Il game designer giapponese prosegue, poi, con una riflessione importante su quelle che comunemente vengono chiamate soft skills e che tutti noi – con coscienza o meno – abbiamo sviluppato nel corso di questi anni: “ci sono ancora persone che ti prendono in giro per il fatto che tu scatti delle fotografie virtuali del gioco. Se continui a fare fotografie, anche mentre giochi, le tue sensibilità e abilità (composizione, layout, focus, etc.) miglioreranno naturalmente“. Non credo che devo aggiungere altro a quanto sinora detto. Ma c’è una seconda parte che, invece, merita un giusto approfondimento.
Hideo Kojima conclude la sua riflessione con un punto a capo: “la cosa più importante è che (ri)conoscerai cosa vuoi fotografare. Dopo questo, l’esperienza maturata con i giochi diventerà utile quando scatterai delle immagini con una vera macchina fotografica o uno smartphone”. Quindi, ricapitolando.
- la in-game photography attrae sempre più nuovi adepti, attestandosi come una nuova forma d’arte;
- sbattitene se ti prendono per il culo e continua a scattare foto come se non ci fosse un domani perchè le tua capacità migliorano scatto dopo scatto;
- quello che impari giocando lo (ri)porti anche nella realtà di tutti i giorni.
Molto bene, e quindi cosa altro posso aggiungere? L’ultimo biennio è stato un continuo crescendo. Su instagram i profili dedicati alla in-game photography sono spuntati come i funghi, consacrando il talento di numerosi artisti del settore. Personalmente ho visto il mio profilo crescere in maniera esponziale in termini di ritorno del pubblico, con la gia di avere un gruppo nutrito di follower che mi ha sempre supportato con consigli e commenti.

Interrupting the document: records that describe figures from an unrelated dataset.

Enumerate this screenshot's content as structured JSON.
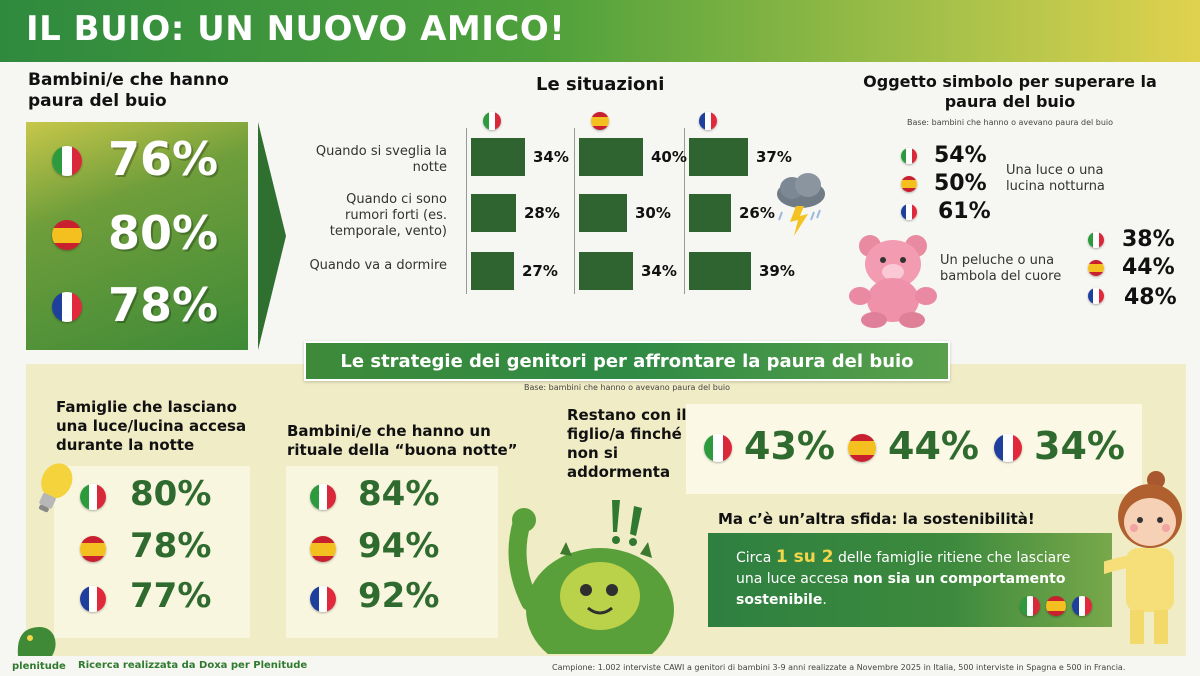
{
  "header": {
    "title": "IL BUIO: UN NUOVO AMICO!"
  },
  "fear": {
    "title": "Bambini/e che hanno paura del buio",
    "rows": [
      {
        "country": "Italia",
        "value": "76%"
      },
      {
        "country": "Spagna",
        "value": "80%"
      },
      {
        "country": "Francia",
        "value": "78%"
      }
    ]
  },
  "situations": {
    "title": "Le situazioni",
    "labels": [
      "Quando si sveglia la notte",
      "Quando ci sono rumori forti (es. temporale, vento)",
      "Quando va a dormire"
    ],
    "value_labels": {
      "it": [
        "34%",
        "28%",
        "27%"
      ],
      "es": [
        "40%",
        "30%",
        "34%"
      ],
      "fr": [
        "37%",
        "26%",
        "39%"
      ]
    }
  },
  "symbol": {
    "title": "Oggetto simbolo per superare la paura del buio",
    "base": "Base: bambini che hanno o avevano paura del buio",
    "light": {
      "label": "Una luce o una lucina notturna",
      "values": [
        "54%",
        "50%",
        "61%"
      ]
    },
    "plush": {
      "label": "Un peluche o una bambola del cuore",
      "values": [
        "38%",
        "44%",
        "48%"
      ]
    }
  },
  "strategies": {
    "banner": "Le strategie dei genitori per affrontare la paura del buio",
    "base": "Base: bambini che hanno o avevano paura del buio",
    "light_on": {
      "title": "Famiglie che lasciano una luce/lucina accesa durante la notte",
      "values": [
        "80%",
        "78%",
        "77%"
      ]
    },
    "ritual": {
      "title": "Bambini/e che hanno un rituale della “buona notte”",
      "values": [
        "84%",
        "94%",
        "92%"
      ]
    },
    "stay": {
      "title": "Restano con il figlio/a finché non si addormenta",
      "values": [
        "43%",
        "44%",
        "34%"
      ]
    }
  },
  "sustainability": {
    "title": "Ma c’è un’altra sfida: la sostenibilità!",
    "text_1": "Circa",
    "highlight": "1 su 2",
    "text_2": "delle famiglie ritiene che lasciare una luce accesa",
    "bold": "non sia un comportamento sostenibile",
    "end": "."
  },
  "footer": {
    "brand": "plenitude",
    "left": "Ricerca realizzata da Doxa per Plenitude",
    "right": "Campione: 1.002 interviste CAWI a genitori di bambini 3-9 anni realizzate a Novembre 2025 in Italia, 500 interviste in Spagna e 500 in Francia."
  },
  "colors": {
    "green_dark": "#2f6430",
    "green": "#3f8a37",
    "yellow": "#f3d64a"
  },
  "chart_data": {
    "type": "bar",
    "title": "Le situazioni",
    "categories": [
      "Quando si sveglia la notte",
      "Quando ci sono rumori forti (es. temporale, vento)",
      "Quando va a dormire"
    ],
    "series": [
      {
        "values": [
          34,
          28,
          27
        ]
      },
      {
        "values": [
          40,
          30,
          34
        ]
      },
      {
        "values": [
          37,
          26,
          39
        ]
      }
    ],
    "ylim": [
      0,
      50
    ],
    "grid": false,
    "legend": "top (flag icons)"
  }
}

L’unica cosa che mi permetto di aggiungere, rispetto a quanto già detto dal maestro nipponico, è solo una: osate sempre e non abbiate mai paura di sperimentare. La photo-mode è uno strumento che permette di esprimere al meglio l’estro creativo di ognuno di noi. Gli sviluppatori la inseriscono per un motivo all’interno di un videogioco, per cui sfruttatela al meglio. Le soddisfazioni non tarderanno ad arrivare.